Cet épisode méditerranéen sévère est habituel à cette période de l’année sur ces régions.
Le jeudi 8 septembre, la région est à nouveau victime d’orages et de fortes précipitations. Les cumuls relevés pour cet épisode atteignent les 220 mm dans la région de Nîmes.
Même si il occasionne de nombreux dégâts, cet épisode est moins intense et moins étendu que celui du 6 septembre. Néanmoins, Météo France ayant abaissé le niveau d’alerte,
certaines précautions n’ont pas été prises par la population lors de ce deuxième épisode.
Cet événement fait ressurgir dans de nombreux esprits le spectre de l’inondation de septembre 2002 dans le Gard qui avait provoqué la mort de 23 personnes et causé
715 M€ de dégâts pour l’ensemble du marché français de l’assurance.
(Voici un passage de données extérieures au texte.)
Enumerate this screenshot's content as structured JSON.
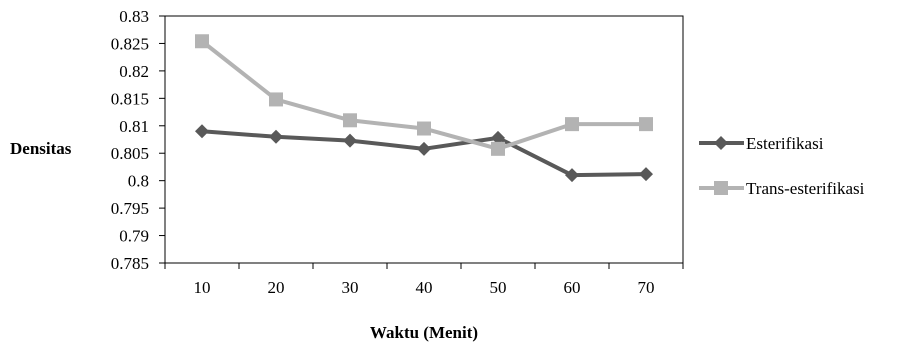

Pourtant l’orage de Nîmes a été beaucoup moins intense, donc beaucoup moins coûteux.
A titre comparatif, le plus fort cumul enregistré lors des inondations du Gard en septembre 2002 avait été de 670 mm à Anduze, alors que cette fois-ci on enregistre 325 mm à Bernis
au maximum de l’événement, soit une valeur deux fois moins importante qu’en septembre 2002.
De plus, la meilleure organisation de l’alerte météo, et, dans une moindre mesure, une certaine habitude aux inondations des habitants de la région touchée, font que
l’événement est mieux appréhendé, limitant certainement les dégâts, et de toute évidence les pertes humaines.
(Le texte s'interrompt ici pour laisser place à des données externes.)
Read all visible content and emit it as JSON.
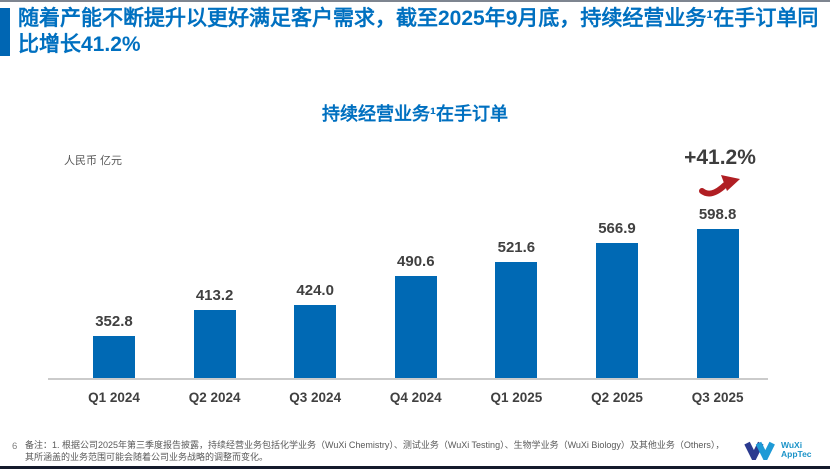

Pour mémoire, on rappellera également que le coût de l’événement du Gard en septembre 2002 avait été aggravé par une rupture de digue qui avait provoqué la submersion totale
du village d’Aramon. Lors de l’orage
de Nîmes de début septembre 2005, une digue a également rompu, sur la commune de Vestric (département du Gard), mais seuls quelques lotissements ont été affectés.